ELLWANGER, Götz (1999):

Verpflichtung zur Durchführung und Umfang der FFH-Verträglichkeitsprüfung am Beispiel des Rohstoffabbaus im "Gipskarst bei Osterode". - Natur und Landschaft 74(11): 478-484
 

Zusammenfassung:

In der vorliegenden Arbeit wird das Instrument der FFH-Verträglichkeitsprüfung (FFH-VP) am Beispiel des Rohstoffabbaus im potentiellen FFH-Gebiet "Gipskarst bei Osterode" (Landkreis Osterode am Harz, Niedersachsen) vorgestellt. Aufgrund des Vorkommens zahlreicher Lebensräume gemäß Anhang I der FFH-Richtlinie in einer besonderen Ausprägung auf Gips und mehrerer Arten des Anhangs II besitzt das Gebiet eine besondere Bedeutung für das europäische Schutzgebietssystem NATURA 2000. Gleichzeitig ist das Gebiet aufgrund der Gipsvorkommen akut durch den Rohstoffabbau bedroht. Die Anwendbarkeit des Schutzregimes nach Art. 6 FFH-Richtlinie für Pläne und Projekte auch in Gebieten, für die das Meldeverfahren noch nicht durchlaufen bzw. noch nicht abgeschlossen wurde, ergibt sich nach neuerer, höchstrichterlicher Rechtssprechung aus dem europarechtlichen Gebot der Vertragstreue. Daraus folgt, daß ein Mitgliedsstaat bereits vor Ablauf der Umsetzungsfrist einer Richtlinie verpflichtet ist, die Ziele der Richtlinie nicht zu unterlaufen und durch eigenes Verhalten keine gleichsam vollendeten Tatsachen zu schaffen.
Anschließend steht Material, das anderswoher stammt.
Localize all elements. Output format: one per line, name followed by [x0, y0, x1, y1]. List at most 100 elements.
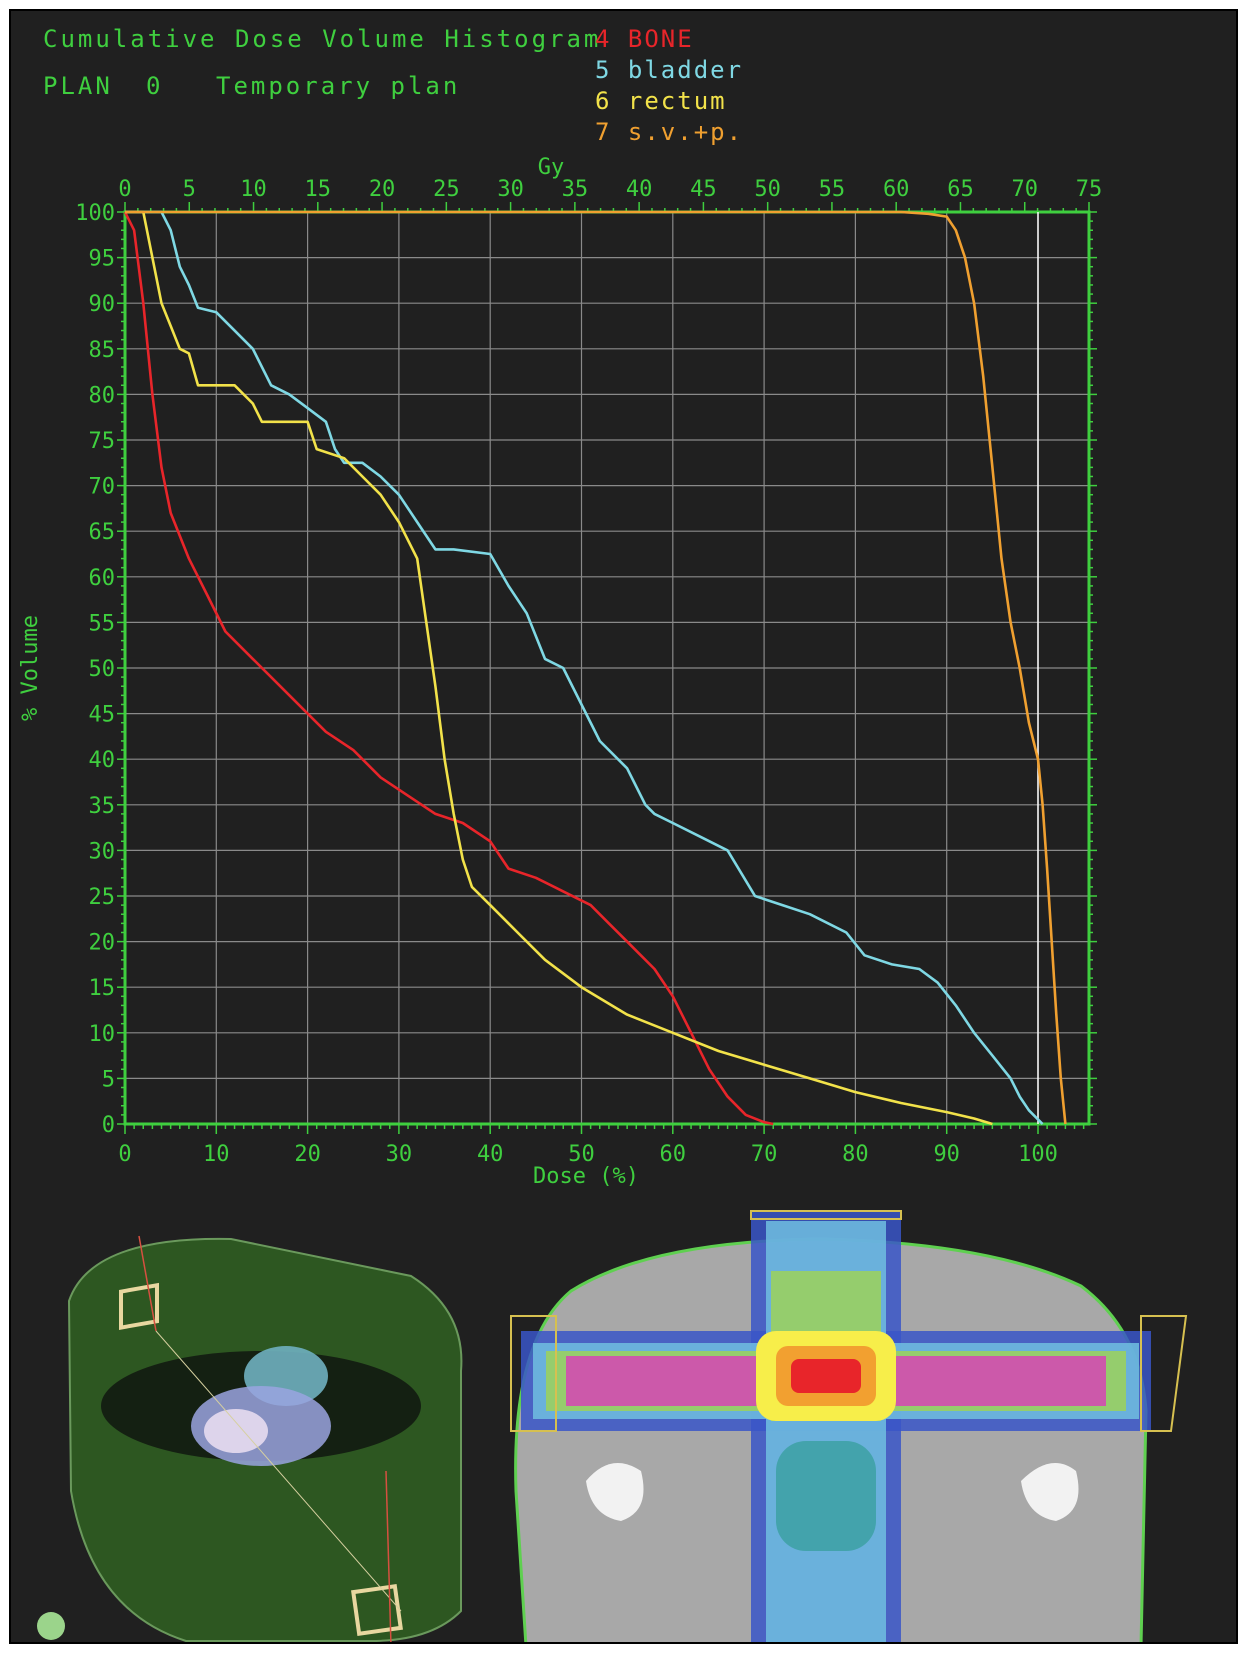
- dose-wash-vertical-green: [771, 1271, 881, 1421]
- x-tick-label: 20: [294, 1142, 321, 1167]
- y-tick-label: 40: [89, 748, 116, 773]
- beam-axis-3: [385, 1470, 392, 1642]
- y-tick-label: 0: [102, 1113, 115, 1138]
- beam-box-lower: [351, 1584, 403, 1636]
- dose-wash-center-yellow: [756, 1331, 896, 1421]
- y-tick-label: 45: [89, 703, 116, 728]
- legend-label: BONE: [627, 25, 694, 53]
- y-tick-label: 50: [89, 657, 116, 682]
- series-line-svp: [125, 210, 1067, 1125]
- x-tick-label: 90: [933, 1142, 960, 1167]
- legend-label: bladder: [627, 56, 744, 84]
- x-axis-label: Dose (%): [533, 1164, 639, 1189]
- legend-label: s.v.+p.: [627, 118, 744, 146]
- beam-box-upper: [119, 1282, 159, 1330]
- y-tick-label: 25: [89, 885, 116, 910]
- ct-bone-right: [1021, 1463, 1079, 1521]
- legend-number: 4: [595, 25, 628, 53]
- dose-wash-horizontal-magenta: [566, 1356, 1106, 1406]
- x-tick-label: 70: [751, 1142, 778, 1167]
- ct-body-contour: [514, 1237, 1148, 1642]
- y-tick-label: 35: [89, 794, 116, 819]
- x-tick-label: 40: [477, 1142, 504, 1167]
- y-axis-label: % Volume: [18, 615, 43, 721]
- body-outline-3d: [67, 1237, 463, 1642]
- dose-wash-center-orange: [776, 1346, 876, 1406]
- organ-prostate-3d: [204, 1409, 268, 1453]
- chart-title: Cumulative Dose Volume Histogram: [43, 25, 602, 53]
- y-tick-label: 80: [89, 383, 116, 408]
- series-line-bladder: [125, 210, 1044, 1125]
- legend-label: rectum: [627, 87, 727, 115]
- x2-tick-label: 50: [754, 177, 781, 202]
- ct-dose-panel: [510, 1210, 1188, 1642]
- x2-tick-label: 10: [240, 177, 267, 202]
- legend-item-svp: 7 s.v.+p.: [595, 118, 743, 146]
- plan-label: PLAN: [43, 72, 113, 100]
- x2-tick-label: 5: [183, 177, 196, 202]
- x-tick-label: 10: [203, 1142, 230, 1167]
- legend-number: 7: [595, 118, 628, 146]
- x2-tick-label: 60: [883, 177, 910, 202]
- y-tick-label: 95: [89, 247, 116, 272]
- x-tick-label: 50: [568, 1142, 595, 1167]
- x2-tick-label: 55: [819, 177, 846, 202]
- x2-axis-label: Gy: [538, 155, 565, 180]
- dose-wash-horizontal-inner: [533, 1343, 1139, 1419]
- legend-item-rectum: 6 rectum: [595, 87, 727, 115]
- x2-tick-label: 15: [305, 177, 332, 202]
- y-tick-label: 65: [89, 520, 116, 545]
- organ-bladder-3d: [244, 1346, 328, 1406]
- rendering-3d-panel: [37, 1235, 463, 1642]
- y-tick-label: 15: [89, 976, 116, 1001]
- y-tick-label: 60: [89, 566, 116, 591]
- beam-axis-2: [155, 1330, 402, 1612]
- legend-number: 5: [595, 56, 628, 84]
- x2-tick-label: 35: [562, 177, 589, 202]
- x-tick-label: 100: [1018, 1142, 1058, 1167]
- x2-tick-label: 40: [626, 177, 653, 202]
- legend-item-bladder: 5 bladder: [595, 56, 743, 84]
- beam-outline-left: [510, 1315, 557, 1432]
- x-tick-label: 30: [386, 1142, 413, 1167]
- y-tick-label: 5: [102, 1067, 115, 1092]
- dose-wash-center-red: [791, 1359, 861, 1393]
- x2-tick-label: 70: [1011, 177, 1038, 202]
- x2-tick-label: 45: [690, 177, 717, 202]
- x2-tick-label: 20: [369, 177, 396, 202]
- series-line-bone: [123, 211, 774, 1126]
- organ-target-3d: [191, 1386, 331, 1466]
- x2-tick-label: 25: [433, 177, 460, 202]
- x2-tick-label: 0: [118, 177, 131, 202]
- y-tick-label: 100: [75, 201, 115, 226]
- dose-wash-vertical-outer: [751, 1211, 901, 1642]
- y-tick-label: 55: [89, 611, 116, 636]
- dvh-chart: 0510152025303540455055606570758085909510…: [18, 155, 1103, 1189]
- y-tick-label: 20: [89, 931, 116, 956]
- legend-number: 6: [595, 87, 628, 115]
- y-tick-label: 10: [89, 1022, 116, 1047]
- plan-number: 0: [146, 72, 164, 100]
- y-tick-label: 75: [89, 429, 116, 454]
- y-tick-label: 70: [89, 475, 116, 500]
- pelvis-opening-3d: [101, 1351, 421, 1461]
- plan-name: Temporary plan: [216, 72, 461, 100]
- x2-tick-label: 30: [497, 177, 524, 202]
- legend-item-bone: 4 BONE: [595, 25, 694, 53]
- x-tick-label: 60: [660, 1142, 687, 1167]
- viewer-frame: Cumulative Dose Volume Histogram PLAN 0 …: [9, 9, 1238, 1644]
- x2-tick-label: 65: [947, 177, 974, 202]
- dose-wash-horizontal-outer: [521, 1331, 1151, 1431]
- x2-tick-label: 75: [1076, 177, 1103, 202]
- x-tick-label: 0: [118, 1142, 131, 1167]
- x-tick-label: 80: [842, 1142, 869, 1167]
- series-line-rectum: [125, 210, 993, 1126]
- y-tick-label: 85: [89, 338, 116, 363]
- orientation-figure-icon: [37, 1612, 65, 1640]
- ct-bone-left: [586, 1463, 644, 1521]
- dose-wash-vertical-inner: [766, 1221, 886, 1642]
- y-tick-label: 90: [89, 292, 116, 317]
- y-tick-label: 30: [89, 839, 116, 864]
- dose-wash-horizontal-green: [546, 1351, 1126, 1411]
- beam-outline-right: [1140, 1315, 1188, 1432]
An der Rechtmäßigkeit mehrerer Gipsabbaugenehmigungen im potentiellen FFH-Gebiet "Gipskarst bei Osterode" bestehen daher erhebliche Zweifel, da sie ohne Durchführung einer FFH-VP erteilt wurden. Der Umfang der FFH-VP wird am Beispiel des obertägigen Abbaus von Gipsgestein skizziert. Die Auswirkungen eines Vorhabens sind anhand der Erhaltungsziele eines FFH-Gebietes zu beurteilen. Erhaltungsziele und Auswirkungen des Rohstoffabbaus werden für das "Gipskarstgebiet bei Osterode" dargestellt. Pläne und Projekte sind für unverträglich zu erklären, wenn sie sich negativ auf die Erhaltung eines FFH-Gebietes auswirken. Trotz negativem Ergebnis der FFH-VP dürfen Vorhaben nur unter bestimmten Zulassungsvoraussetzungen genehmigt werden. Dazu zählen die Ausgleichbarkeit der Eingriffe bezogen auf die Erhaltungsziele des betroffenen FFH-Gebietes, das Fehlen von Alternativen und das Vorliegen zwingender Gründe des überwiegenden öffentlichen Interesses an der Durchführung des Vorhabens.